After upgrading node ofter node, we saw attaching of storage failing. "REPAIR" did not work.
A pbd-plug told us that the needed Volume Group was not found.
A "pvs -v" revealed the whole Desaster: Some PVs where not member of any VG anymore.
Kind screwed up, needed another coffee an thought about what went wrong.
Started looking through the install log:
You see a VG remove on 2 Points there: first the correct VG on local disk is removed.

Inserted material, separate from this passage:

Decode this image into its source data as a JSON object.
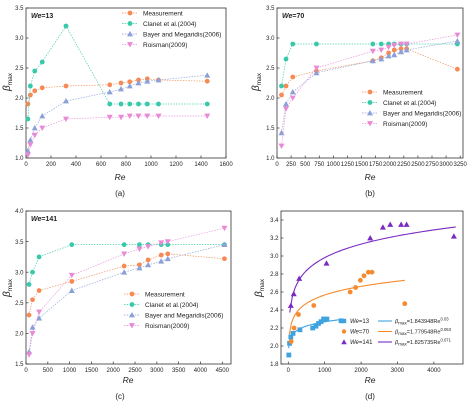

But before recreating it, another vgremove is run - and it removes the VG on the top disk starting with sda - example: sdab
So we took a deep dive into the script (upgrade.py in the installer.img under /opt/xenserver/installer/) and found the problem beginning line 227, taking ist peak in 231:
if storage_partnum > 0 and self.vgs_output:
storage_part = partitionDevice(primary_disk, storage_partnum)

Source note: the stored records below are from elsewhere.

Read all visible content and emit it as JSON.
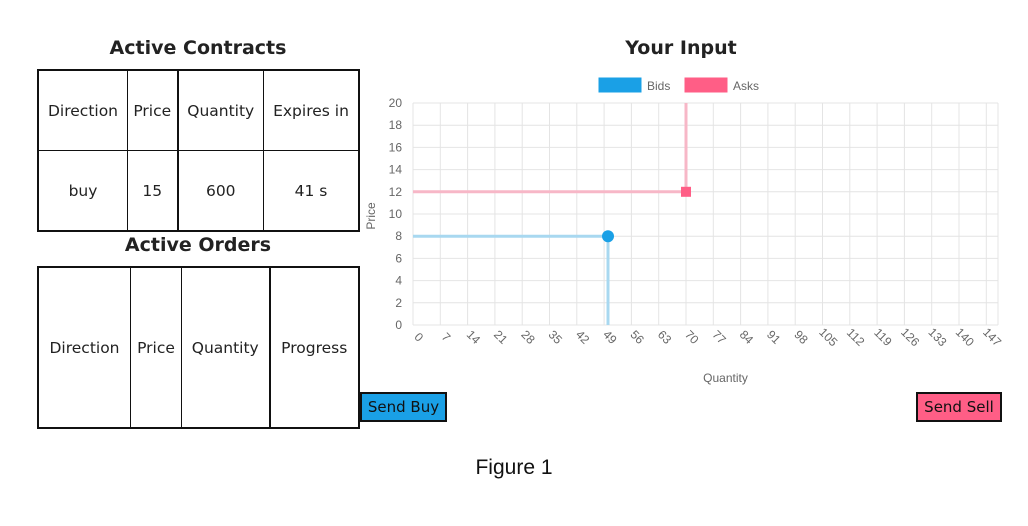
{
  "contracts": {
    "title": "Active Contracts",
    "headers": [
      "Direction",
      "Price",
      "Quantity",
      "Expires in"
    ],
    "rows": [
      [
        "buy",
        "15",
        "600",
        "41 s"
      ]
    ]
  },
  "orders": {
    "title": "Active Orders",
    "headers": [
      "Direction",
      "Price",
      "Quantity",
      "Progress"
    ]
  },
  "input": {
    "title": "Your Input"
  },
  "buttons": {
    "send_buy": "Send Buy",
    "send_sell": "Send Sell"
  },
  "caption": "Figure 1",
  "colors": {
    "bids": "#1aa0e6",
    "asks": "#ff5e86",
    "bids_line": "#a8d8f0",
    "asks_line": "#f7b7c7"
  },
  "chart_data": {
    "type": "line",
    "xlabel": "Quantity",
    "ylabel": "Price",
    "xlim": [
      0,
      150
    ],
    "ylim": [
      0,
      20
    ],
    "x_ticks": [
      0,
      7,
      14,
      21,
      28,
      35,
      42,
      49,
      56,
      63,
      70,
      77,
      84,
      91,
      98,
      105,
      112,
      119,
      126,
      133,
      140,
      147
    ],
    "y_ticks": [
      0,
      2,
      4,
      6,
      8,
      10,
      12,
      14,
      16,
      18,
      20
    ],
    "legend_position": "top",
    "grid": true,
    "series": [
      {
        "name": "Bids",
        "marker": "circle",
        "point": {
          "x": 50,
          "y": 8
        }
      },
      {
        "name": "Asks",
        "marker": "square",
        "point": {
          "x": 70,
          "y": 12
        }
      }
    ]
  }
}
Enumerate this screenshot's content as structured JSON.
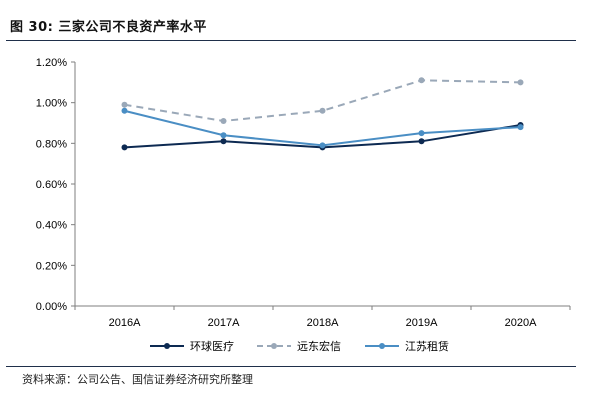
{
  "header": {
    "title": "图 30:  三家公司不良资产率水平"
  },
  "footer": {
    "source": "资料来源：公司公告、国信证券经济研究所整理"
  },
  "chart_data": {
    "type": "line",
    "categories": [
      "2016A",
      "2017A",
      "2018A",
      "2019A",
      "2020A"
    ],
    "ylim": [
      0,
      1.2
    ],
    "yticks": [
      "0.00%",
      "0.20%",
      "0.40%",
      "0.60%",
      "0.80%",
      "1.00%",
      "1.20%"
    ],
    "grid": false,
    "legend_position": "bottom",
    "series": [
      {
        "name": "环球医疗",
        "values": [
          0.78,
          0.81,
          0.78,
          0.81,
          0.89
        ],
        "color": "#0d2a52",
        "dash": false
      },
      {
        "name": "远东宏信",
        "values": [
          0.99,
          0.91,
          0.96,
          1.11,
          1.1
        ],
        "color": "#9aa8b8",
        "dash": true
      },
      {
        "name": "江苏租赁",
        "values": [
          0.96,
          0.84,
          0.79,
          0.85,
          0.88
        ],
        "color": "#4a8ec4",
        "dash": false
      }
    ]
  }
}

rc, out = util.runCmd2(['pvs', '-o', 'pv_name,vg_name', '--noheadings'], with_stdout = True)
vgs_list = out.split('\n')
vgs_output_wrong = filter(lambda x: str(primary_disk) in x, vgs_list)
vgs_output_wrong = vgs_output_wrong.strip()

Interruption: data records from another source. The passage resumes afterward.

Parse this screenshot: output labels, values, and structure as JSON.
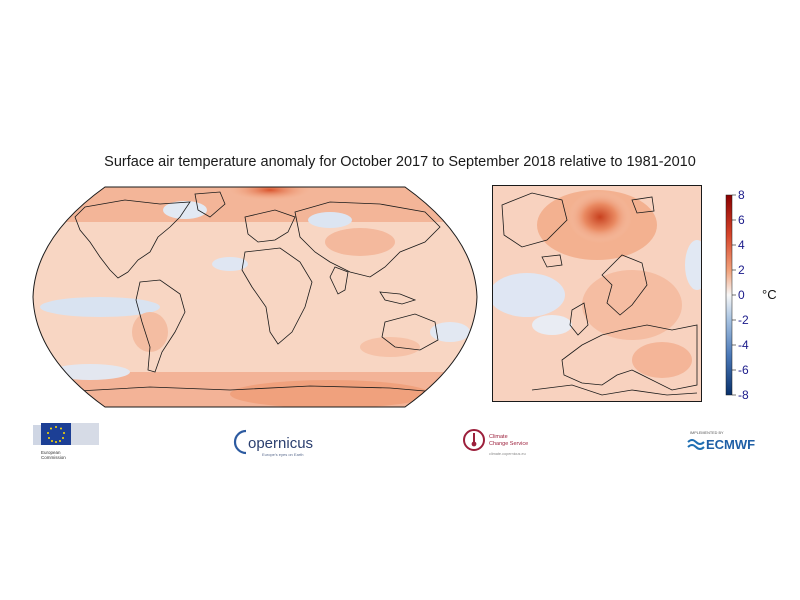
{
  "title": "Surface air temperature anomaly for October 2017 to September 2018 relative to 1981-2010",
  "legend": {
    "unit": "°C",
    "ticks": [
      "8",
      "6",
      "4",
      "2",
      "0",
      "-2",
      "-4",
      "-6",
      "-8"
    ],
    "range": [
      -8,
      8
    ],
    "colors": {
      "cold_extreme": "#08306b",
      "cold": "#6f97cb",
      "neutral": "#f7f7f7",
      "warm": "#f2a47d",
      "warm_extreme": "#8b0000"
    }
  },
  "maps": {
    "global": "world-map-robinson-projection",
    "inset": "europe-north-atlantic-inset"
  },
  "logos": {
    "eu": {
      "name": "eu-flag-icon",
      "text_line1": "European",
      "text_line2": "Commission"
    },
    "copernicus": {
      "name": "copernicus-logo",
      "word": "opernicus",
      "tagline": "Europe's eyes on Earth"
    },
    "c3s": {
      "name": "c3s-logo",
      "line1": "Climate",
      "line2": "Change Service",
      "url": "climate.copernicus.eu"
    },
    "ecmwf": {
      "name": "ecmwf-logo",
      "prefix": "IMPLEMENTED BY",
      "word": "ECMWF"
    }
  }
}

if ' ' in vgs_output_wrong:
_, vgs_label = vgs_output_wrong.split(None, 1)
util.runCmd2(['vgremove', '-f', vgs_label])
util.runCmd2(['vgcreate', self.vgs_output, storage_part])
Just before the vgcreate there is another run of remove, when Special circumstances are true, but the check is done with the Code "str(primary_disk) in x" - and of Course the PRIMARY_DISK string "sda" is contained in "sdab" and so on...
Since it is not looped here, only the first disk containig "sda" gets removed...
In our case that took place for on at each node - stopped the update early enough to prevent a big downtime - but was not nice either.
We resolved the Problems caused with a vgcfgrestore - where at we were fuck*** happy to have backups of the volume Group metadata in /etc/lvm/backup...